# parking at campsites



## chickann (Sep 17, 2010)

hi all
i am looking at booking our 1st holiday in our motorhome to cornwall or devon area, 2 x kids, near to the beach as possible with an outdoor pool. am having a bit of trouble finding somewhere suitable, so any ideas would be great. also when i am on my pitch am i allowed to leave during the day to go sightseeing or do camp sites not like you leaving once you are there as i am worried that we will have to stay in one spot all week and not get to see anything of the area.
cheers
ann


----------



## charlieivan (Apr 25, 2006)

You should have no problem coming and going from your pitch whilst on holiday. Many sites allocate you a pitch and make sure no-one else is sent there for the duration of your stay. Many motorhomers, ourselves included, make a small but noticable board saying something like "Motorhome using this pitch". When leaving your pitch for the day out just leave your board in the middle of your pitch and when you return just drive straight back in and park up. Enjoy yourselves!!!


----------



## NevilleStreet (Oct 17, 2009)

Can't help with a site to recommend, our favourite site in Cornwall is Henry's at Lizard, but no pool.

I would say that as well as the sensible advice above, also consider taking bikes, even if you need to take a tag a long if the kids a small. We do this when we take the m/h and it is a great way to explore reasonably local to where you are. Also in Cornwall some of the beaches are not that accessible with a m/h or charge too many ££s to park (even a car) so a bike in and (probably) push it back up the hill might be the answer.


----------



## solentviews (May 9, 2005)

Last year I went to Cornwall with my 10 year old son. We used the C & CC holiday sites. Went to Wadebridge first and cycled the Camel Trail and visited the Eden Project, next it was to Harlyn Bay and visits to Padstow (crabbing) the local beach and the Seal Sanctuary. The Harlyn Bay site is attached to a campsite with swimming pool and there is a field set aside for games (football). Not an all singing and dancing site but we had a good time.
Hope this helps.
Ian


----------



## Bryandh (Oct 6, 2010)

Hve you searched this forum thru Campsite Reviews ? Happy hunting.


----------



## worzel (Apr 12, 2007)

*campsite in cornwall*

Nice campsite by the beach at PORTH BEACH near Newquay.

Tel 01637 876531

Mike (Devon)


----------



## midlifecrisismil (Sep 27, 2009)

Hi There

Try using ukcampsites.co.uk - they have a map search and also reviews which may help.

Milly


----------



## busterbears (Sep 4, 2010)

Hi chickann,

Not been that far in the MH as yet so can't help with a camp site, but in the past have stayed near Bude several times, the beach is great for kids, lots of rock pools, there is also a sea swimming pool (i'm sure its at the beach at Bude if my memory is working) and you can barbecue on the beach.
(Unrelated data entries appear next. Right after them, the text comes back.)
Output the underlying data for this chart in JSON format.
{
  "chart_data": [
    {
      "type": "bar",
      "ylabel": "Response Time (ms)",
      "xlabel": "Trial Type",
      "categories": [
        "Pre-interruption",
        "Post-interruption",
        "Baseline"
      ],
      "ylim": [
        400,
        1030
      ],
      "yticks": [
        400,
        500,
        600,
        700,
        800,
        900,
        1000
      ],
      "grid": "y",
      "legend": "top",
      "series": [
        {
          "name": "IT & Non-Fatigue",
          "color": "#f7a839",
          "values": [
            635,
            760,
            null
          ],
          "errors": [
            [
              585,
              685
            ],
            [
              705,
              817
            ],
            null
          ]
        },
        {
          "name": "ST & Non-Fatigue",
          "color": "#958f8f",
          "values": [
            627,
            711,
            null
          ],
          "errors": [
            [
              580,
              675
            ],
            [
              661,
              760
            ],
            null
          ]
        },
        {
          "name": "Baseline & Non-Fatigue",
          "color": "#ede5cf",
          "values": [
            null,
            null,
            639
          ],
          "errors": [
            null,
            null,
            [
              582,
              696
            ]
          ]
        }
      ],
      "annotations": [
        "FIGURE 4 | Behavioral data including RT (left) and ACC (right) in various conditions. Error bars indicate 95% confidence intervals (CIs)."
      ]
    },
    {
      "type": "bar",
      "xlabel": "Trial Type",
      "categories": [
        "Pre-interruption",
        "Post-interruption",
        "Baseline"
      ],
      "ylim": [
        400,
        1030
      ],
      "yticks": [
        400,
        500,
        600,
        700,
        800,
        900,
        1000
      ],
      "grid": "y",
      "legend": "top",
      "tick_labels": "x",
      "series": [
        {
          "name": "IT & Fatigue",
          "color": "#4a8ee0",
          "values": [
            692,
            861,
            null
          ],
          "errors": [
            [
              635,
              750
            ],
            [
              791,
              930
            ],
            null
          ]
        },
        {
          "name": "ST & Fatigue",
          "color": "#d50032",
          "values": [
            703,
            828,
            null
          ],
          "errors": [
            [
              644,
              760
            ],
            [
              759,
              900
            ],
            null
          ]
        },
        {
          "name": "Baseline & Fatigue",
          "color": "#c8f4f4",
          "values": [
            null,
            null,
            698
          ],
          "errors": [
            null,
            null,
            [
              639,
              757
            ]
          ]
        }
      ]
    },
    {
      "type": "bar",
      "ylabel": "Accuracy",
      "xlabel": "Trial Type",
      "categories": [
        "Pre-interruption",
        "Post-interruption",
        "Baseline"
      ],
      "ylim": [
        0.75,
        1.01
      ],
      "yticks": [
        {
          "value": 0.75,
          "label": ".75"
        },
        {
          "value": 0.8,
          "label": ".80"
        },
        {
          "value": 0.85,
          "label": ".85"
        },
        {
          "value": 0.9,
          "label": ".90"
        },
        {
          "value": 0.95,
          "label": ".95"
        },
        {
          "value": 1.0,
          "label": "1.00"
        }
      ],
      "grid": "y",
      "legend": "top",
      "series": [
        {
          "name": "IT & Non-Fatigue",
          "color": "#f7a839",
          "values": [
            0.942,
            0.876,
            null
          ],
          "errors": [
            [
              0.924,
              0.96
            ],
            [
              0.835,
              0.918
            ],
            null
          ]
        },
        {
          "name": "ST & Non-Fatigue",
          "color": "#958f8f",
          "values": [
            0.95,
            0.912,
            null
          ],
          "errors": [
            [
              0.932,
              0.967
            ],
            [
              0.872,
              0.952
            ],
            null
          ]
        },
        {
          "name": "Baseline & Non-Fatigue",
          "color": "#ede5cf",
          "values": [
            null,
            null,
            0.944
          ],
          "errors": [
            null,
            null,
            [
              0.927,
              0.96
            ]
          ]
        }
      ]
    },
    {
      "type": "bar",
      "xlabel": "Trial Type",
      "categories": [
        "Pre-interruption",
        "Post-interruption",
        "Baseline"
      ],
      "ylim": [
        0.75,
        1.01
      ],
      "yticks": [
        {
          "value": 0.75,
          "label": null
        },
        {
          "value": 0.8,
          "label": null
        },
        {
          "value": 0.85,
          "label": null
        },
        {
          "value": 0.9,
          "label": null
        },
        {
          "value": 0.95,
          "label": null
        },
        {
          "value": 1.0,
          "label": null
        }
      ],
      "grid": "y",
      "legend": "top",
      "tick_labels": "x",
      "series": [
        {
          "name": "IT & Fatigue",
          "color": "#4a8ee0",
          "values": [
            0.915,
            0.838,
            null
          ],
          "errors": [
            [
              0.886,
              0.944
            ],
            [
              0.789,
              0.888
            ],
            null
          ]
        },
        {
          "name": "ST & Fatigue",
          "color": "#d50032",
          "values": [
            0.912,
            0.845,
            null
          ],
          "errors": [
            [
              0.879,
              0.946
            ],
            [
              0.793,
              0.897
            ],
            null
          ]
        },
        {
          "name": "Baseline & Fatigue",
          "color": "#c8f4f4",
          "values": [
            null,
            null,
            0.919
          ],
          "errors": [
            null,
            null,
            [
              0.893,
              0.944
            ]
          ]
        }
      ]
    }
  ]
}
Re the sign, i was worried about driving away at first but have seen several different signs on our travels so far which you can either buy - or make your own with your own writing and design.

Happy holidays!


----------



## cabby (May 14, 2005)

the CC site "Hillhead" in Devon may well fit your requirements.

cabby


----------



## Jennifer (Mar 24, 2009)

Hi and welcome

Being a Devonshire Lass, there are many sites in both North and South Devon. As to Cornwall, there is one right on the beach Pentewan Sands, just outside St Austell on the Mevagissey road has club and pool. The sea is not to everyone's taste, but very good site. 

Jenny


----------



## foll-de-roll (Oct 29, 2007)

Hi

Have a look at www.haventouring.com they cater for families, are close to the seaside, and offer discount for multi-night bookings.

Andy


----------